Panic, an old, familiar friend, closed its icy hands around his throat. This was a bad trip. The worst one yet. The DTs—shadows crawling at the edges of his vision. He was back in his shitty apartment, sweating, shaking, every corner alive with things that weren't there.
He scrambled backward on hands and heels, a crab-like retreat of pure terror. His power reacted to his fear. A golden shockwave erupted from him, uncontrolled and furious, vaporizing the rubble around him. The force slammed into the monster—but also ripped through the street, throwing terrified civilians to the ground, splintering walls, and shattering windows. Screams pierced the air, swallowed instantly by the roar of his own energy.
But It didn't scream. It absorbed it. The darkness of its form drank the light, swelling, growing more solid, more real. The grey, stone-like skin took on a polished, obsidian sheen.
"More," it hissed, its voice now a chorus of a thousand corrupted whispers. "Give me more. Your fear tastes like candy."

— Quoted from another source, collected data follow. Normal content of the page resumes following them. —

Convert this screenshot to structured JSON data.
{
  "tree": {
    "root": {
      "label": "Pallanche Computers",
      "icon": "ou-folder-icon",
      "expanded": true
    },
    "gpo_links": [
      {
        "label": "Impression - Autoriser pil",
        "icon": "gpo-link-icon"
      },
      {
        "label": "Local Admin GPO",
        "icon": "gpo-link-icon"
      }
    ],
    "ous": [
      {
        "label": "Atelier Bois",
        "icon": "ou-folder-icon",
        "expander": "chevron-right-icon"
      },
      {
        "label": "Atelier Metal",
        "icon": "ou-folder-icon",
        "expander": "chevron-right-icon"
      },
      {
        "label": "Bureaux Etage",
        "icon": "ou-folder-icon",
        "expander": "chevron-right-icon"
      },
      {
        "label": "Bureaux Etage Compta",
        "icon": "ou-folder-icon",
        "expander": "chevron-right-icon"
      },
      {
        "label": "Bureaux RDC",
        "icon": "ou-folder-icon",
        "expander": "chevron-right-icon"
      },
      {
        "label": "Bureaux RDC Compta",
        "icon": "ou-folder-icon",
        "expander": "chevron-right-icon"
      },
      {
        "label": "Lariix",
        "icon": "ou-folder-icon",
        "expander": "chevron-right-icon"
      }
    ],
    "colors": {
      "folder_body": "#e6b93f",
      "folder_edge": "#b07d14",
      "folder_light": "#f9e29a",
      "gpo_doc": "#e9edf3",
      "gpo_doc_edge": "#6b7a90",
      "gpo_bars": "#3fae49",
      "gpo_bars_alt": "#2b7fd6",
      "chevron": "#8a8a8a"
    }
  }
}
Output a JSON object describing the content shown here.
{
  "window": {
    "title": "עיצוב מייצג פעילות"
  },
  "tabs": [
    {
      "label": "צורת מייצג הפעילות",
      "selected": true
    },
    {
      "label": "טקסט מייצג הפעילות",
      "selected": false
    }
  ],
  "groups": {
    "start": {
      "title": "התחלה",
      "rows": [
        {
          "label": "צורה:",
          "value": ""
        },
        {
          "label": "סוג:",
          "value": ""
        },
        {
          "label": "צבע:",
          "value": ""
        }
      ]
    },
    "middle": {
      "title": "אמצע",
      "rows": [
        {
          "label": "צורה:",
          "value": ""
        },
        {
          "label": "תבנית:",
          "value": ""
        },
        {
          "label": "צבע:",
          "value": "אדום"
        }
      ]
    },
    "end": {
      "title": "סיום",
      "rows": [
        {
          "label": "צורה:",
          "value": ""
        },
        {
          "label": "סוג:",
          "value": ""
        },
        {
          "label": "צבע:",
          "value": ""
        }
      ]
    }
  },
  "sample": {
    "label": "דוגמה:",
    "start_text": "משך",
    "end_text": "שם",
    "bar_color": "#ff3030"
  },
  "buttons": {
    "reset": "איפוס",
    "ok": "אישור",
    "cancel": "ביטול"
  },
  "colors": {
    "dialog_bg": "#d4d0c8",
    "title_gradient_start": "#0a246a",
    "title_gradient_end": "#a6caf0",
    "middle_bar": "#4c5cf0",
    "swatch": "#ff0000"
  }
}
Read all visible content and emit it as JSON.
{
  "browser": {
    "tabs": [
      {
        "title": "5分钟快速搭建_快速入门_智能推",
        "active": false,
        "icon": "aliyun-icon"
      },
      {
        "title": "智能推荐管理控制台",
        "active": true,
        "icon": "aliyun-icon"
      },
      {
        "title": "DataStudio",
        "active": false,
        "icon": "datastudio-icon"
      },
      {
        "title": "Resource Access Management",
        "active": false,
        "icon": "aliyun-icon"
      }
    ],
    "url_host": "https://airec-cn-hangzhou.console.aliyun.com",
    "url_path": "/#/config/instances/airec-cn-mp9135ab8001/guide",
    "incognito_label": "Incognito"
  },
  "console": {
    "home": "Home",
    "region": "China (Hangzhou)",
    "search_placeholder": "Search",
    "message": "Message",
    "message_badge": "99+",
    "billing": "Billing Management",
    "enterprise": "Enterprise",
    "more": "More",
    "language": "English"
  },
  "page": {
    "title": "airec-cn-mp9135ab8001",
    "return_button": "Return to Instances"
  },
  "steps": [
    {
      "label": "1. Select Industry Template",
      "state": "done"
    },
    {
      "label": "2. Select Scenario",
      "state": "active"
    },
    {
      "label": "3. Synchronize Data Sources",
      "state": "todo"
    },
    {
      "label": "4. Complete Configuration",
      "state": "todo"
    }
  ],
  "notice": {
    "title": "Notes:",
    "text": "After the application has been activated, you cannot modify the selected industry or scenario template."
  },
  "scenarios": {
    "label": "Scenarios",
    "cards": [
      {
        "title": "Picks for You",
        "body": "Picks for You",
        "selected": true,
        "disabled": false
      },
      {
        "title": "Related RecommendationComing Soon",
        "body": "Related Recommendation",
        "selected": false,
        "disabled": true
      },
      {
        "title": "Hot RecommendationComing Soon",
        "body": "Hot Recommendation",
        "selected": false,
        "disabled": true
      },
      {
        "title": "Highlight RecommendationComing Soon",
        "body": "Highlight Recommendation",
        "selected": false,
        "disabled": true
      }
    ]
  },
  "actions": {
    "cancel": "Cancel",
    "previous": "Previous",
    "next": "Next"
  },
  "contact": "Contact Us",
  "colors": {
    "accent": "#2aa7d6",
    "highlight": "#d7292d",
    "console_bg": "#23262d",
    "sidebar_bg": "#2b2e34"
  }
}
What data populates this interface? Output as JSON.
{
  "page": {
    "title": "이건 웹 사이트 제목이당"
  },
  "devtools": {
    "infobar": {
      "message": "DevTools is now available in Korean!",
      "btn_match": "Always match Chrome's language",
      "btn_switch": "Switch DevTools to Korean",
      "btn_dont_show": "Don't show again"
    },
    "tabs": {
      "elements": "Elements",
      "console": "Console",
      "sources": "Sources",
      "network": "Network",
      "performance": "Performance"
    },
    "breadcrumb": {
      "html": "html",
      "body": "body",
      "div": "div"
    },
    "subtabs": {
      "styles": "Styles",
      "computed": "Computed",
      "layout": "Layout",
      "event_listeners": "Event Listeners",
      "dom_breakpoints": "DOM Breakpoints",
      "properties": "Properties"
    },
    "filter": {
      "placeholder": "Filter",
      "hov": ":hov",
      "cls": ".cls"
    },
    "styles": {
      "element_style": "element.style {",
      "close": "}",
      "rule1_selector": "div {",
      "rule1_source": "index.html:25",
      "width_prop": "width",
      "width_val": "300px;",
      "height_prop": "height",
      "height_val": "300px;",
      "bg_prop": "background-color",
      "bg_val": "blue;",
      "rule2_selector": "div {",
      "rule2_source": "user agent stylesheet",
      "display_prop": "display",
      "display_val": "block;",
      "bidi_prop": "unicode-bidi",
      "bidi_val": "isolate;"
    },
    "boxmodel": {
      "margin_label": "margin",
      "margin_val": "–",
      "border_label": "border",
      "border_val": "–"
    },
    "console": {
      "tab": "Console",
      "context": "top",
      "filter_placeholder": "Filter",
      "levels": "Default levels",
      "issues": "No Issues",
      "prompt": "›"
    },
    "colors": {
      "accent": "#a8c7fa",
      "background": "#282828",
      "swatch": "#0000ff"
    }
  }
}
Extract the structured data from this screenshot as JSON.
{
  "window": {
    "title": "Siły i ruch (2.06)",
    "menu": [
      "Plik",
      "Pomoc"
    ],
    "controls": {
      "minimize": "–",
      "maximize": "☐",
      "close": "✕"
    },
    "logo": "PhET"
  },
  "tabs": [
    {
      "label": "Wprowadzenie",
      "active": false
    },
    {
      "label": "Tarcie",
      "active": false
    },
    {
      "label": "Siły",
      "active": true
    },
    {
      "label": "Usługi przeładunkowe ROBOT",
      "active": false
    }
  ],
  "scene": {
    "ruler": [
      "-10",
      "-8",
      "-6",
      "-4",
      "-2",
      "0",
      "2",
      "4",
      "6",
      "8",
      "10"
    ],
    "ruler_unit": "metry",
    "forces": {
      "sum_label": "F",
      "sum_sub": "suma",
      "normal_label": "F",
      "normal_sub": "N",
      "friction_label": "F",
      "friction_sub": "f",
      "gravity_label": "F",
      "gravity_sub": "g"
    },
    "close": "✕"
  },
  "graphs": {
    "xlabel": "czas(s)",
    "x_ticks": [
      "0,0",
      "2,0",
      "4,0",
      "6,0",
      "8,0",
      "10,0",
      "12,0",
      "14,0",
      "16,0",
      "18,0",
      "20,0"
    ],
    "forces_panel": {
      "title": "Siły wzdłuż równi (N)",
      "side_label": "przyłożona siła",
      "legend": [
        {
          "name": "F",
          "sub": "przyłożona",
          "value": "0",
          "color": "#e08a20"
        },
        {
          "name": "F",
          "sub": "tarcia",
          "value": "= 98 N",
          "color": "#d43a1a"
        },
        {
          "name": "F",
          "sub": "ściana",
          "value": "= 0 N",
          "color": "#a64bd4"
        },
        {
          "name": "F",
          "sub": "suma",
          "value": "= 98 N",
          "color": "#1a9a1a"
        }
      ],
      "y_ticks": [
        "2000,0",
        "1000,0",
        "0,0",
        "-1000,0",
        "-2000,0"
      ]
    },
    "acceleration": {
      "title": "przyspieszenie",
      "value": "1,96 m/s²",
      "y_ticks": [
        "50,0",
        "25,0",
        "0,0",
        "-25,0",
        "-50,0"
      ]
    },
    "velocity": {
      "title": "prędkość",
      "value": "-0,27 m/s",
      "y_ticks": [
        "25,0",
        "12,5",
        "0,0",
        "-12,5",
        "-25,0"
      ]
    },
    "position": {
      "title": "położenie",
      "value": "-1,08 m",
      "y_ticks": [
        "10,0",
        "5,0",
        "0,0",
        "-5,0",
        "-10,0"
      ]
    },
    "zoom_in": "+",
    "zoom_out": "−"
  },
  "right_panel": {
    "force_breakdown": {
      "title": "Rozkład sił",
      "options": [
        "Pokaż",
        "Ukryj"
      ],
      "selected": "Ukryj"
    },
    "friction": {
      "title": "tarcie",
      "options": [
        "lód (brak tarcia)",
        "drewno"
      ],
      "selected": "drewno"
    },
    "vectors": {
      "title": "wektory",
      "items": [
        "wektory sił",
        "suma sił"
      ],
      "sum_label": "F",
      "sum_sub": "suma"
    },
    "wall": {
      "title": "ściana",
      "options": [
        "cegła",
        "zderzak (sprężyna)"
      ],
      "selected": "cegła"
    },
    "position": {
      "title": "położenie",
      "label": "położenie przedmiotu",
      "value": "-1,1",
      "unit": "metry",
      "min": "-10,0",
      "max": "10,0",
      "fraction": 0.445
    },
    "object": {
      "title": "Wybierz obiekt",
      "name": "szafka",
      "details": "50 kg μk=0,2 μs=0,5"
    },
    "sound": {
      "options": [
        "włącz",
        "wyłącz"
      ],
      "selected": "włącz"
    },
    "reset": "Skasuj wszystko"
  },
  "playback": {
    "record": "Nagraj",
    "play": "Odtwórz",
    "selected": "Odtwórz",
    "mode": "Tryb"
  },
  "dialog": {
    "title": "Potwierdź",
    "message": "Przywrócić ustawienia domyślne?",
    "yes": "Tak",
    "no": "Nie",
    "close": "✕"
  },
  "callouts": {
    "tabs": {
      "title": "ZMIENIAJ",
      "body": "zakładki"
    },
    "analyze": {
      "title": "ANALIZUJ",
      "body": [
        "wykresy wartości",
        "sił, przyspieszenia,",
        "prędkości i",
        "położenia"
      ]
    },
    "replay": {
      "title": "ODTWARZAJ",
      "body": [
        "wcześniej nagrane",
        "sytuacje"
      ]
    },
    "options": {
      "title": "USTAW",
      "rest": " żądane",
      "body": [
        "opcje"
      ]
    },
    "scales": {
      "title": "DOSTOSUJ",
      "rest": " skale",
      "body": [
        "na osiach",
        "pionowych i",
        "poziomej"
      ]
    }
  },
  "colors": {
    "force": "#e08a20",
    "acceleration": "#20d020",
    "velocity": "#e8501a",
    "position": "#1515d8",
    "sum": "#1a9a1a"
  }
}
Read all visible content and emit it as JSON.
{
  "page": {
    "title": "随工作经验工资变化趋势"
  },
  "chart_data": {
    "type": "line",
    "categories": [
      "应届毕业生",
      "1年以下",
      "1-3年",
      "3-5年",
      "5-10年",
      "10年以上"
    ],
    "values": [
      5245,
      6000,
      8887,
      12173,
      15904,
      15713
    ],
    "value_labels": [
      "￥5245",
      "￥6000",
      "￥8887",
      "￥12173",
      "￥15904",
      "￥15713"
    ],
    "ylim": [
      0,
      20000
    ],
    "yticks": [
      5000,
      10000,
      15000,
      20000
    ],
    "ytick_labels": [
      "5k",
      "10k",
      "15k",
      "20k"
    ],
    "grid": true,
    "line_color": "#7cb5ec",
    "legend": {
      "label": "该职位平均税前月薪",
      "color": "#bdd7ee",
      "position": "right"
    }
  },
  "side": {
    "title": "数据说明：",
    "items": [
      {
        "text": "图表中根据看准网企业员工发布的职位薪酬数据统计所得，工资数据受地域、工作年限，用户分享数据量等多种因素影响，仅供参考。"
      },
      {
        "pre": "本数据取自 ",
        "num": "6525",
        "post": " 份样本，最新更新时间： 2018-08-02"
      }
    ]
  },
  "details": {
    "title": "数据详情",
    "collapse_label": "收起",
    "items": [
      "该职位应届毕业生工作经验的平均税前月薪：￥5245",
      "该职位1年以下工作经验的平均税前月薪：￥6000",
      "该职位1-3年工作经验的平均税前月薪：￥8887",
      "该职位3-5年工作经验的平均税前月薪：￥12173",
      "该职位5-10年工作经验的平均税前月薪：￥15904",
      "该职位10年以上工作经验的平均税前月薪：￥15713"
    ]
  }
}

It lunged again. The Sentry didn't fight this time. He ran—hands scraping concrete, fear fueling the eruption inside him.
He shot backward like a living cannonball, shearing the facade off a bank in a storm of glass and steel. People on the street screamed, diving for cover—some too slow. A few were caught under falling debris. Cars were crushed. Mothers and children toppled by the force, some never getting up.
He spun through the air, uncontrolled, the city a dizzying blur. His body was a runaway reactor. His mind screamed, but he couldn't stop, couldn't steer.
Then the parking garage. He crashed through the roof, smashing through three concrete levels. Cars twisted, ceilings collapsed. The survivors inside the garage were few; several were killed instantly, others crushed or buried under rubble. Dust choked the air. Shouts became screams, screams became silence. When he finally came to rest in a crater of his own making, the stunned few huddled in shock, bloodied and broken.
He had not meant to hurt anyone. But they were gone. And the city would not soon forget the day the Sentry's fear became a weapon.
Above, on the street, the Void-Jenkins lingered. It didn't chase him. It didn't need to. Its pitch-black eyes swept over the screaming, scrambling crowd. People dove for cover, but there wasn't enough room. Falling glass cut arms and faces; cars twisted under the force of debris. A mother shouted for her child, only to see him thrown across the street. The crowd's terror was delicious to the thing, and it smiled—a wide, impossible gash of nothingness. New toys. New chaos.
Deep in the cold, suffocating rubble, Bob Reynolds curled into a ball. The golden brilliance of his body flickered, unstable. Dust and tears coated his face. Screams rose above him again—some alive, some echoing from those already crushed. He could feel the weight of what he had done, and yet the noise, the crashing, the screaming pressed into him like a living thing he could not escape.
He had the power of a god.
And all he wanted was a fix. Anything to make it stop. The fear. The light. The noise. The everything.
He was a hero who had never been in a fight. A savior who only knew destruction. A sun fallen from the sky, leaving ruin in its wake. And in that darkness, something infinitely worse waited—patient, smiling, and already learning which screams were the sweetest.